In the aftermath of the shootings, 15 countries and the European Union expressed condolences.
- President of Belarus Alexander Lukashenko in a letter to Ilham Aliyev expressed "deep condolences and sympathies to the families of the deceased".
- The Foreign Minister of the Czech Republic Karel Schwarzenberg offered deep condolence to the families of the tragic event victims: "The tragic loss of life and wounds of young people in the Azerbaijan State Oil Academy deeply saddened me" letter of condolence to Azerbaijani Foreign Minister Elmar Mammadyarov said.
- Deputy chairman of the Estonian Parliament Kristiina Ojuland expressed the condolences.
- In the Council of Europe's press release, EU Special Representative for the South Caucasus Peter Semneby has expressed condolences to the Azerbaijani people.
- The French Foreign Ministry said in its address: "We were very sorry to hear about an armed attack this morning at the Azerbaijan State Oil Academy, killing 13 and injuring many others. We strongly condemn this act of violence".
- The Georgian Foreign Ministry stated that "the Georgian side unequivocally condemns this criminal act and expresses hope that the investigation will bring to light all details of the incident". Governor of Kvemo Kartli province Davit Kirkitadze also offered condolences to the people and President of Azerbaijan: "We, Georgians and Azerbaijanis, were always together in our happiness and grieve. I sorrow for this tragic event. This event grieved Georgians too as it hurt the heart of every Azerbaijani. We have to share our grieves as we share our happiness".
- The Iranian embassy in Baku said: "We feel deep sorrow over the tragic incident that occurred in Azerbaijan State Oil Academy on 30 April. We grieve deeply as the victims of this terrible crime are students, young people".
- As in the condolence letter, the "Iraqi embassy in Azerbaijan was very deeply saddened by the news of the murder of innocent teachers and students in the Azerbaijan State Oil Academy and condemns this act".
- The Israeli Minister of Foreign Affairs Avigdor Lieberman condemned this violent act and mourn, together with our friends in Azerbaijan, this tragic loss of life of these young people and all the victims of this horrible event.
- President Valdis Zatlers addressed Ilham Aliyev. "The Latvian people share deep sorrow of Azerbaijanis", said in the condolences.
- The Minister of Foreign Affairs Jonas Gahr Støre offered his condolences in a letter to Azeri Foreign Minister Elmar Mammadyarov.
- President Dmitry Medvedev said: "I am deeply shocked by news about the tragedy that took place on 30 April in Azerbaijan State Oil Academy in Baku. Our common grief is redoubled by the fact the victims of this monstrous crime were students, young people, who were full of vital plans."
- President Abdullah Gül and Prime Minister Recep Tayyip Erdoğan of Turkey expressed their condolences.
- Ukrainian President Viktor Yuschenko expressed his condolences.
- David Miliband and Prince Andrew, Duke of York expressed their condolences to the victims. Prince Andrew said that in these difficult days, he is together with Azerbaijan.
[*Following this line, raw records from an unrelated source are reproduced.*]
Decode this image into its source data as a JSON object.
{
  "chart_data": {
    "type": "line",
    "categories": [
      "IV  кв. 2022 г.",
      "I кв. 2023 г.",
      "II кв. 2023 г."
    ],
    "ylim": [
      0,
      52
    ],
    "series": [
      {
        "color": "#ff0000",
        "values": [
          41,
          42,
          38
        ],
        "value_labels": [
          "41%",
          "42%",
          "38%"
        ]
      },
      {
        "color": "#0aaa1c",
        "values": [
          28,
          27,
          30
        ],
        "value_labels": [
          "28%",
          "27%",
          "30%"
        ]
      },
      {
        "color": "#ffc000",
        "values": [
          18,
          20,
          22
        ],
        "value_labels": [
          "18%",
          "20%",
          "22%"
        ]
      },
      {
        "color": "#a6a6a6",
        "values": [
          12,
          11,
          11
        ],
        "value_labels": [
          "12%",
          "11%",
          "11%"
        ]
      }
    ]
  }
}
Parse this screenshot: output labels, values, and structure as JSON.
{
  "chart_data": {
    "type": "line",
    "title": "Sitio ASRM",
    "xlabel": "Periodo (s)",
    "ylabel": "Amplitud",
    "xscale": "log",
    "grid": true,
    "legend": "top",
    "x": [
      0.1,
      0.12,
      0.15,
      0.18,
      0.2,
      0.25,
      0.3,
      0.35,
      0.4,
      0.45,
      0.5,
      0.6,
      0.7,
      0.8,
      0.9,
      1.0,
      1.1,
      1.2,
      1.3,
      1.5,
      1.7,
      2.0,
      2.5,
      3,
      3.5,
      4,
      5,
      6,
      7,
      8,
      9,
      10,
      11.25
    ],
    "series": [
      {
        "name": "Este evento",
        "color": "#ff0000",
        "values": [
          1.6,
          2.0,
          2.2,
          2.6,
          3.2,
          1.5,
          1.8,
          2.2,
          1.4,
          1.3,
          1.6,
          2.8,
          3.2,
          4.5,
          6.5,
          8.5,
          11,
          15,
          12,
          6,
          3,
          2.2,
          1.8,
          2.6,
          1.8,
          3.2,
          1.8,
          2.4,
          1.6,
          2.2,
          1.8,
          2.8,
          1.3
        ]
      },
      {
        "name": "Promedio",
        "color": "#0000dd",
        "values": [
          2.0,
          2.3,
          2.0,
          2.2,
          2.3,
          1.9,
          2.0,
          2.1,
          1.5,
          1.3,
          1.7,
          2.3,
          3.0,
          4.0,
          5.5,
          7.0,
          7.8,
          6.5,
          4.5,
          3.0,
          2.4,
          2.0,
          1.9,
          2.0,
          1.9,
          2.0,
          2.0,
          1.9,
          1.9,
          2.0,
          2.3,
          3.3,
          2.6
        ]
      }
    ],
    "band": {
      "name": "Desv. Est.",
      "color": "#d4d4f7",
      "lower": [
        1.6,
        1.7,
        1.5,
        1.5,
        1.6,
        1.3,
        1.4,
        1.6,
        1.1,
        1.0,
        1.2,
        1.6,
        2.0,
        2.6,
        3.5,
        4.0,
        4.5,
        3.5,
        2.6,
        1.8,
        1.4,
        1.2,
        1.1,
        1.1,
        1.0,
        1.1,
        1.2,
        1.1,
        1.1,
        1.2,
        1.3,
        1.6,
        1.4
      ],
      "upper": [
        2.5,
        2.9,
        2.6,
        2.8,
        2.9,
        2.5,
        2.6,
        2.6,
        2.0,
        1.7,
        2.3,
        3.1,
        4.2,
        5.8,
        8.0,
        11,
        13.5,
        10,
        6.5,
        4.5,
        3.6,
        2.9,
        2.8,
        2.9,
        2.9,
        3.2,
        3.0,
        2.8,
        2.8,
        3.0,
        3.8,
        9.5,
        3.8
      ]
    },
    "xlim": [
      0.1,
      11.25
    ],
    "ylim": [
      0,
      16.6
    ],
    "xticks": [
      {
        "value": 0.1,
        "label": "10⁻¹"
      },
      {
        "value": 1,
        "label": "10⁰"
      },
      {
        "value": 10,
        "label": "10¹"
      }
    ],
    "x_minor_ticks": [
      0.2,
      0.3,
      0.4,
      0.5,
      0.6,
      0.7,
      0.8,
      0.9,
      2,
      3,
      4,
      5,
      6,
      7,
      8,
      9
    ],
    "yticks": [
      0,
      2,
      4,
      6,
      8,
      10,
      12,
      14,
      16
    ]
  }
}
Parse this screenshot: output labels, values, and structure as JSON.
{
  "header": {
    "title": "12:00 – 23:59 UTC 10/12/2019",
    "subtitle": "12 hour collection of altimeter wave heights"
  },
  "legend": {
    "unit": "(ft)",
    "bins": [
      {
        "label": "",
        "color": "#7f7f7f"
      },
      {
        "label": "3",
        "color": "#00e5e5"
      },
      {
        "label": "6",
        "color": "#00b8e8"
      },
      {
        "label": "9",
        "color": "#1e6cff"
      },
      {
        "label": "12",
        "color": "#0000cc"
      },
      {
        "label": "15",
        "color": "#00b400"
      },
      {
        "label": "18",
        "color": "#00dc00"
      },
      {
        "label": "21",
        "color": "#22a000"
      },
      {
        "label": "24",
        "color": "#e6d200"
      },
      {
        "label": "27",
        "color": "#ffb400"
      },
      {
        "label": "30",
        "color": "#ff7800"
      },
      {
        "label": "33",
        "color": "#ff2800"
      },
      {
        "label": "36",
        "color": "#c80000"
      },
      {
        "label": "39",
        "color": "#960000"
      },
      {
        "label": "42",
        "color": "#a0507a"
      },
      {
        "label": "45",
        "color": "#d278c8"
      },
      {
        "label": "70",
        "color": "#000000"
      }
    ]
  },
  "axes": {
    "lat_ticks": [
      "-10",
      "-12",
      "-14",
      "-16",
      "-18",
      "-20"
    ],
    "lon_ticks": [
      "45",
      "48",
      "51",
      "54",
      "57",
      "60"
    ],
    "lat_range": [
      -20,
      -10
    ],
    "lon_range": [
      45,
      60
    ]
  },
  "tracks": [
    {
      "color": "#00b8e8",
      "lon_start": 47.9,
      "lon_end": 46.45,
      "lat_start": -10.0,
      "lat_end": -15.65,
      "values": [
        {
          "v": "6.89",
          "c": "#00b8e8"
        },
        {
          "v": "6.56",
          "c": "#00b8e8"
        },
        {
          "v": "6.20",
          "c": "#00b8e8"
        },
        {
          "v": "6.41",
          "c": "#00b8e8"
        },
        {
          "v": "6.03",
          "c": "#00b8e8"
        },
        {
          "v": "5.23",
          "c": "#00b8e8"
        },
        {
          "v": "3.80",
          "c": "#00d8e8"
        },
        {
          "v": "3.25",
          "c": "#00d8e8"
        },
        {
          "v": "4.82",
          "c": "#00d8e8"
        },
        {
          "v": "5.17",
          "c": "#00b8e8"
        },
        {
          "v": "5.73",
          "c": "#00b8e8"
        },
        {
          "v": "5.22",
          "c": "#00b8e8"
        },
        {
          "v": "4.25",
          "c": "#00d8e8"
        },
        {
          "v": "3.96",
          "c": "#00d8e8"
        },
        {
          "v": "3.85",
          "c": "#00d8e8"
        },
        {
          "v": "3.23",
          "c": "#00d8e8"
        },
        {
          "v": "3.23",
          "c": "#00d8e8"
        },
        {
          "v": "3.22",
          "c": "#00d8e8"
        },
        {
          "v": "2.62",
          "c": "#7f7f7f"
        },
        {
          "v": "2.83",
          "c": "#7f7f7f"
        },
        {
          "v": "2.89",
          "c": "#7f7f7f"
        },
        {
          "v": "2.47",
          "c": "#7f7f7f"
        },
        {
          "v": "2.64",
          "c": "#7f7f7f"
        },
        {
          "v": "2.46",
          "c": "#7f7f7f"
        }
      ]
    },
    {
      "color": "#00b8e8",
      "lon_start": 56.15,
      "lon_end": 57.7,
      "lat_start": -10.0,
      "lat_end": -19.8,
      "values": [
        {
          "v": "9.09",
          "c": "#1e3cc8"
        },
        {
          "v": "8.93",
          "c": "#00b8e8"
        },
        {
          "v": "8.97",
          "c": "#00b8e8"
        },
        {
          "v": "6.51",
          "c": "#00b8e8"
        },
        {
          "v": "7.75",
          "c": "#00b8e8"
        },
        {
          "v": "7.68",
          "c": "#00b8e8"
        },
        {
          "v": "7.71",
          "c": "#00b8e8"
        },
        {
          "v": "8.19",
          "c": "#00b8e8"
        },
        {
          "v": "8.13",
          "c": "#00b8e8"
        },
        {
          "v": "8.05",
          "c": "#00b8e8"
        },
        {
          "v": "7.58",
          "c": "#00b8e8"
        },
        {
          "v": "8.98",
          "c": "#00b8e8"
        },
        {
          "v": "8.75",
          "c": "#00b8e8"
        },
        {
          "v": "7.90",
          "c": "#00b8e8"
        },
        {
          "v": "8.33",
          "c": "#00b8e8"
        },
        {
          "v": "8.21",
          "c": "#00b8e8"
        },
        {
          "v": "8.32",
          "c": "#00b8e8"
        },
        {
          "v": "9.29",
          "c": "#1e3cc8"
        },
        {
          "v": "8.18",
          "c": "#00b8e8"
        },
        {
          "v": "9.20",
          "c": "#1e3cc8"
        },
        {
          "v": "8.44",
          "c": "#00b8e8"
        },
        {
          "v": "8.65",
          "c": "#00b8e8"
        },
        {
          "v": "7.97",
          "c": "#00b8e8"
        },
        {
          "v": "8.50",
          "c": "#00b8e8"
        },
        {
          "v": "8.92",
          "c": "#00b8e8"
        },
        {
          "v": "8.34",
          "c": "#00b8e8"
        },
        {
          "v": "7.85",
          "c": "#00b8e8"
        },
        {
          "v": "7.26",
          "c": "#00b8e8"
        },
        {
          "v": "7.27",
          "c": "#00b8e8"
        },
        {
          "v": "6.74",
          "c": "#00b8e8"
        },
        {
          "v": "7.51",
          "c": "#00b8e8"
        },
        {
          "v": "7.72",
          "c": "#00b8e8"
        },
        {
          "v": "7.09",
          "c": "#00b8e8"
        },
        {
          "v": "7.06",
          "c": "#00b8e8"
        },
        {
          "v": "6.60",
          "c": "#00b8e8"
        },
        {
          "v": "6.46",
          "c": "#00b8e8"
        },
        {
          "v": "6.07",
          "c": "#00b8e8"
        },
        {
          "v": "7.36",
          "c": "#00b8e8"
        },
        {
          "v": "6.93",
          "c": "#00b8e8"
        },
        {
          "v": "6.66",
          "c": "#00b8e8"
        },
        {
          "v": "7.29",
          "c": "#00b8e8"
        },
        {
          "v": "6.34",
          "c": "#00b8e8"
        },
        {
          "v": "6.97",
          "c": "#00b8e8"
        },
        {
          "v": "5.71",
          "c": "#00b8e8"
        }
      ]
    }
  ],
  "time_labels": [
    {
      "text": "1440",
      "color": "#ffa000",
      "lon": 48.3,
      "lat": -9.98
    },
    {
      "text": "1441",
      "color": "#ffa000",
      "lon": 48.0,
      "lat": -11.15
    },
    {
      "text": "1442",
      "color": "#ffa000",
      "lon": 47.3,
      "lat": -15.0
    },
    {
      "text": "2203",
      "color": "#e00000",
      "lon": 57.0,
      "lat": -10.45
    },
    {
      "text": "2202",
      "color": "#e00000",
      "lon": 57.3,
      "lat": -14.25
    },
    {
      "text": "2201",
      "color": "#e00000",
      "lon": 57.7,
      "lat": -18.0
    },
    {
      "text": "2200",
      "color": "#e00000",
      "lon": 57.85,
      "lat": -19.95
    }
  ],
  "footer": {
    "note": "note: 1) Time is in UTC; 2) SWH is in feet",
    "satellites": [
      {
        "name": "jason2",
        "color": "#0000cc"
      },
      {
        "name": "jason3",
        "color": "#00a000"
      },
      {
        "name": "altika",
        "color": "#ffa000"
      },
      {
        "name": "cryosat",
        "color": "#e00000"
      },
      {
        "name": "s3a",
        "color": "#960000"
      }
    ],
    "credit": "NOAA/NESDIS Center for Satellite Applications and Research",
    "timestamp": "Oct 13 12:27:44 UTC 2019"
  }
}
- The U.S. Department of State spokesperson Robert Wood said on 30 April: "On behalf of the Department of State I wish to express our sympathy and solidarity with the people of Azerbaijan in the aftermath of the tragic shooting today at the State Oil Academy in Baku. We extend our sincerest condolences to the families and friends of those killed in the incident and we wish a speedy recovery to those wounded. The United States is standing in solidarity with Azerbaijan, our friend and strategic partner, in this time of shock and sadness".

==Commemoration restriction==
Commemoration of the events were restricted by government on 30 April 2010. Around the place were placed Azerbaijan Police in uniforms and plainclothes.
In 2012 a group of young people who tried to pay tribute to the memory of the victims on the third anniversary of the shooting was blocked and its members were beaten by the police.